Время текло; в комнате появлялись все новые и новые лица. Здесь был и сапожник, и негр из Братства железнодорожников и другой негр из профсоюза работников прачечных. Были тут представители и ювелиров, и шапочников, и пекарей. По мнению председателя, здесь собралась крепкая и довольно авторитетная группа рабочих руководителей — лучшего и желать было нечего, да и разве можно было собрать больше народу к сегодняшнему дню, 22 августа 1927 года, в тот короткий срок, которым располагал председатель?
Он открыл собрание. Но, даже начав свою речь, председатель не мог время от времени не поглядывать в окно. Его слова были такими же беспокойными, как и его движения. Он тревожно шагал взад и вперед по комнате, снова и снова напоминая о том, что время на исходе.
— Похоже на то, — сказал он, — что всем нам надо было собраться неделю или месяц назад. Некоторые из нас уже собирались вместе и сделали то, что могли.
Ему приходилось бороться с нехваткой слов. В речи его слышались отзвуки других мест и других времен. Но и язык остальных людей, собравшихся здесь в комнате, хранил следы их странствий.
— Такие-то дела, — продолжал председатель. — И, видно, сегодня — последний день. Так вот оно и бывает. Нельзя представить себе, что ты подходишь к развязке, но вот развязка наступает — и делу конец. Все утро я думал о том, как нам быть, и так ничего и не придумал. Люди из нашего союза бастуют; большинство из них сейчас там, внизу, на площади. Точно так же бастуют и многие портные. Но это ничего не меняет. Всю сегодняшнюю ночь я провел без сна — все раздумывал, что бы нам предпринять.
— А что мы можем предпринять? — спросил сталелитейщик. — Осталось всего несколько часов. За несколько часов мир не перевернешь. Было бы у нас такое рабочее движение, как кое-где в Европе… Нам, в сталелитейной промышленности, и так попало по первое число — можно сказать, кровью умылись. Вот у нас и разговаривают только шепотком. Что поделаешь?
— Может, вы слишком долго разговариваете шепотком? — откликнулся пекарь. — Господи! Неужели мы никогда не перестанем ходить вокруг да около, с опущенной головой, как побитые? Неужели мы никогда не поднимем голоса?

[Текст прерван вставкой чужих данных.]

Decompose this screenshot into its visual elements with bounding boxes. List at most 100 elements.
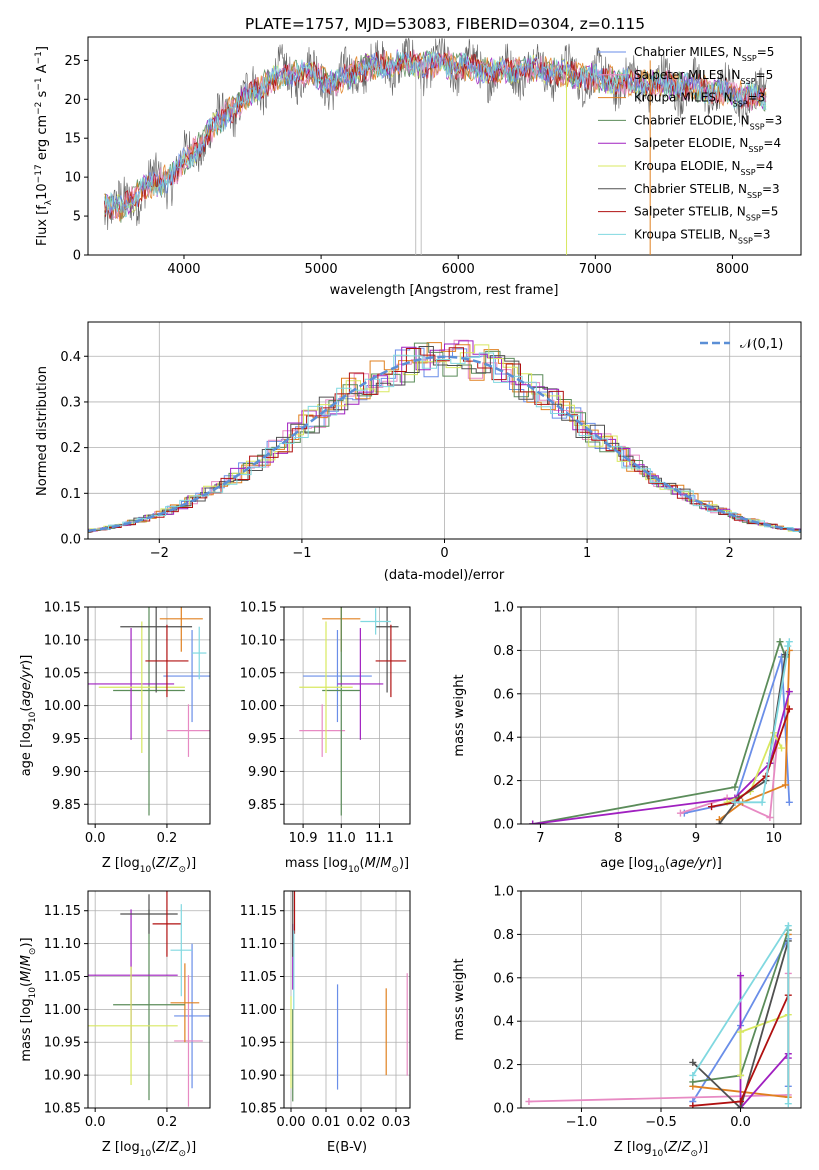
xtick-label: 10 (766, 831, 783, 846)
figure-title: PLATE=1757, MJD=53083, FIBERID=0304, z=0… (245, 15, 645, 33)
ytick-label: 9.95 (248, 732, 277, 747)
ytick-label: 1.0 (493, 601, 514, 616)
xtick-label: 0.0 (85, 831, 106, 846)
series-marker-8 (785, 638, 793, 646)
marks (290, 891, 408, 1102)
spectrum-xtick-label: 7000 (579, 262, 612, 277)
panel-frame (87, 890, 211, 1109)
normal-legend-label: 𝒩(0,1) (740, 337, 783, 352)
spectrum-ylabel: Flux [fλ10−17 erg cm−2 s−1 A−1] (34, 46, 54, 246)
residual-y-axis: 0.0 0.1 0.2 0.3 0.4 (60, 350, 88, 548)
spectrum-legend-label: Salpeter ELODIE, NSSP=4 (634, 136, 781, 154)
ytick-label: 0.6 (493, 971, 514, 986)
panel-3: 10.9 11.0 11.1 9.85 9.90 9.95 10.00 10.05 10.10 1… (240, 601, 411, 875)
residual-xtick-label: −1 (292, 546, 311, 561)
marks (529, 638, 793, 824)
ytick-label: 0.2 (493, 774, 514, 789)
xtick-label: 0.0 (730, 1115, 751, 1130)
series-marker-1 (525, 1097, 533, 1105)
series-marker-8 (784, 1100, 792, 1108)
ytick-label: 10.00 (240, 699, 277, 714)
panel-frame (283, 890, 411, 1109)
ytick-label: 10.15 (44, 601, 81, 616)
xlabel: age [log10(age/yr)] (600, 856, 722, 875)
xtick-label: 0.01 (312, 1115, 341, 1130)
series-marker-7 (689, 1102, 697, 1108)
ytick-label: 10.15 (240, 601, 277, 616)
marks (88, 891, 210, 1107)
series-marker-0 (785, 798, 793, 806)
ytick-label: 10.10 (240, 633, 277, 648)
spectrum-trace-8 (104, 50, 767, 218)
series-line-7 (711, 708, 791, 808)
series-marker-4 (529, 820, 537, 824)
series-line-4 (739, 975, 790, 1108)
xlabel: Z [log10(Z/Z⊙)] (102, 1140, 196, 1159)
spectrum-legend-label: Chabrier STELIB, NSSP=3 (634, 182, 780, 200)
ytick-label: 9.85 (248, 798, 277, 813)
xtick-label: 11.0 (327, 831, 356, 846)
series-marker-1 (676, 809, 684, 817)
xtick-label: 0.00 (277, 1115, 306, 1130)
spectrum-xtick-label: 8000 (716, 262, 749, 277)
ylabel: mass weight (452, 958, 467, 1040)
xtick-label: 0.2 (157, 831, 178, 846)
marks (525, 922, 792, 1108)
ytick-label: 10.85 (240, 1102, 277, 1117)
panel-5: 0.0 0.2 10.85 10.90 10.95 11.00 11.05 11.10 11.1… (19, 890, 211, 1159)
ytick-label: 0.6 (493, 687, 514, 702)
series-line-0 (684, 656, 791, 814)
spectrum-xtick-label: 5000 (305, 262, 338, 277)
spectrum-xtick-label: 4000 (167, 262, 200, 277)
series-line-1 (680, 737, 779, 819)
ylabel: age [log10(age/yr)] (19, 655, 38, 777)
spectrum-legend-label: Kroupa ELODIE, NSSP=4 (634, 159, 773, 177)
spectrum-xlabel: wavelength [Angstrom, rest frame] (330, 283, 559, 298)
residual-ytick-label: 0.0 (60, 533, 81, 548)
series-marker-8 (784, 922, 792, 930)
ytick-label: 11.15 (240, 904, 277, 919)
xtick-label: 0.03 (382, 1115, 411, 1130)
ytick-label: 0.4 (493, 1015, 514, 1030)
xlabel: Z [log10(Z/Z⊙)] (102, 856, 196, 875)
ytick-label: 10.90 (44, 1069, 81, 1084)
xtick-label: 0.2 (157, 1115, 178, 1130)
spectrum-legend: Chabrier MILES, NSSP=5 Salpeter MILES, NS… (598, 45, 782, 245)
series-line-6 (692, 940, 790, 1108)
ytick-label: 9.85 (52, 798, 81, 813)
spectrum-xtick-label: 6000 (442, 262, 475, 277)
residual-panel: −2 −1 0 1 2 0.0 0.1 0.2 0.3 0.4 (data-model)/err… (35, 321, 802, 583)
series-marker-5 (778, 744, 786, 752)
residual-ytick-label: 0.2 (60, 441, 81, 456)
xtick-label: 9 (692, 831, 700, 846)
residual-ytick-label: 0.4 (60, 350, 81, 365)
xlabel: E(B-V) (327, 1140, 367, 1155)
series-line-3 (532, 638, 787, 824)
series-marker-7 (737, 1097, 745, 1105)
spectrum-trace-2 (104, 51, 767, 222)
spectrum-legend-label: Salpeter STELIB, NSSP=5 (634, 205, 778, 223)
ytick-label: 10.85 (44, 1102, 81, 1117)
ytick-label: 11.05 (240, 970, 277, 985)
spectrum-legend-label: Chabrier MILES, NSSP=5 (634, 45, 774, 63)
ytick-label: 9.95 (52, 732, 81, 747)
series-marker-5 (737, 1028, 745, 1036)
ytick-label: 11.15 (44, 904, 81, 919)
residual-xtick-label: 2 (726, 546, 734, 561)
ytick-label: 0.2 (493, 1058, 514, 1073)
residual-xtick-label: 0 (440, 546, 448, 561)
ylabel: mass [log10(M/M⊙)] (19, 937, 38, 1061)
xtick-label: 7 (536, 831, 544, 846)
series-marker-7 (785, 705, 793, 713)
series-line-4 (532, 691, 791, 824)
spectrum-ytick-label: 20 (64, 93, 81, 108)
spectrum-ytick-label: 0 (73, 249, 81, 264)
xtick-label: −1.0 (566, 1115, 598, 1130)
ytick-label: 0.8 (493, 928, 514, 943)
spectrum-ytick-label: 25 (64, 54, 81, 69)
series-marker-8 (784, 642, 792, 650)
residual-ytick-label: 0.3 (60, 395, 81, 410)
ytick-label: 10.95 (240, 1036, 277, 1051)
panel-7: −1.0 −0.5 0.0 0.0 0.2 0.4 0.6 0.8 1.0 Z [log10(Z/… (452, 885, 802, 1159)
xtick-label: 0.0 (85, 1115, 106, 1130)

— Может, и поднимем, — сказал председатель, — если мы подойдем к этому как следует. Я вот все время спрашиваю себя, почему эти два человека умрут сегодня ночью? Что тут скажешь, кроме разве того, что они умирают за нас — за вас и за меня, за меховщиков, за швейников и сталелитейщиков. Скажу проще. Хозяева испугались… Не вас и не меня. Боже ты мой, как бы я хотел, чтобы они испугались вас или меня! Но чего нет, того нет. Они боятся другого — того, что зашевелилось, что пришло в движение, что поднимается повсюду в мире. Они боятся того, что сделал народ там, в России. Оттуда доносится звук набата, и он им не правится. Вот они и решили нас припугнуть. Они говорят нам: Сакко и Ванцетти в нашей власти, а вы — вы так много болтаете об организации рабочих и о силе организованных рабочих, вы можете и вопить, и кричать, и протестовать, и корчиться, и плакать, и стонать — и ни черта вам не поможет! Орите, сколько влезет! Сегодня ночью Сакко и Ванцетти умрут, и всем будет дан урок. Наглядный. Ничем не прикрашенный урок. Вот как обстоят дела.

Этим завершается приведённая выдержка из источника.